The award was the result of a lawsuit filed by Henry Allen against Takeda Pharmaceuticals Inc. and Eli Lilly & Co. in the Western District of Louisiana United States District Court on June 13, 2013. Allen claimed his bladder cancer was caused by Actos, a drug designed, manufactured and sold by the defendants.
The jury awarded $6 billion against Takeda and $3 billion against Eli Lilly. In addition, Allen was awarded $1.475 million in compensatory damages.
In a statement provided after the verdict was handed down Kenneth D. Greisman, senior vice president and general counsel of Takeda Pharmaceuticals U.S.A. Inc., said the verdict would be appealed.
“Takeda respectfully disagrees with the verdict and we intend to vigorously challenge this outcome through all available legal means, including possible post-trial motions and an appeal,” he said. “We have empathy for the Allens, but we believe the evidence did not support a finding that ACTOS caused his bladder cancer. We also believe we demonstrated that Takeda acted responsibly with regard to Actos.”
Allen’s attorney, Mark Lanier said the evidence provided at the trial linked Actos to bladder cancer seven years before the ruling came down on April 7.

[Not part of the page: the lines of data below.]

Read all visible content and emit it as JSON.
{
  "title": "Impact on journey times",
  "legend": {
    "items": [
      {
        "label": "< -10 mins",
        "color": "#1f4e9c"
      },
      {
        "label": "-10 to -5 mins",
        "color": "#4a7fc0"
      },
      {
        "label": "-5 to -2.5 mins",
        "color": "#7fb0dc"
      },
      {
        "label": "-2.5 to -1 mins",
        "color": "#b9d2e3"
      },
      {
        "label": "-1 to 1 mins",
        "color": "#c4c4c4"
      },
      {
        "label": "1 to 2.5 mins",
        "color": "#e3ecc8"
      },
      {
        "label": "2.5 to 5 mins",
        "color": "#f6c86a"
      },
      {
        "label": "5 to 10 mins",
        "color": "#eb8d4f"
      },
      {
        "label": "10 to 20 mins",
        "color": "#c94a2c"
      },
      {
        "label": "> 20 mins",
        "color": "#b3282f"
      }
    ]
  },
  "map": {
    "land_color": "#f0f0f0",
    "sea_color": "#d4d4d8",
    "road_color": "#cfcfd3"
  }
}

“Eight people from Lafayette, Louisiana, spoke loudly about how business is to be conducted in America,” Lanier said. “This should be a wake-up call to any business that acts with reckless disregard for the safety of people.”
The case was the first to be tried in federal court concerning Actos and was heard by U.S. District Judge Rebecca Doherty.
Lanier said more than 2,700 such cases have been consolidated in Doherty’s court, which Takeda and Ely Lilly must still face.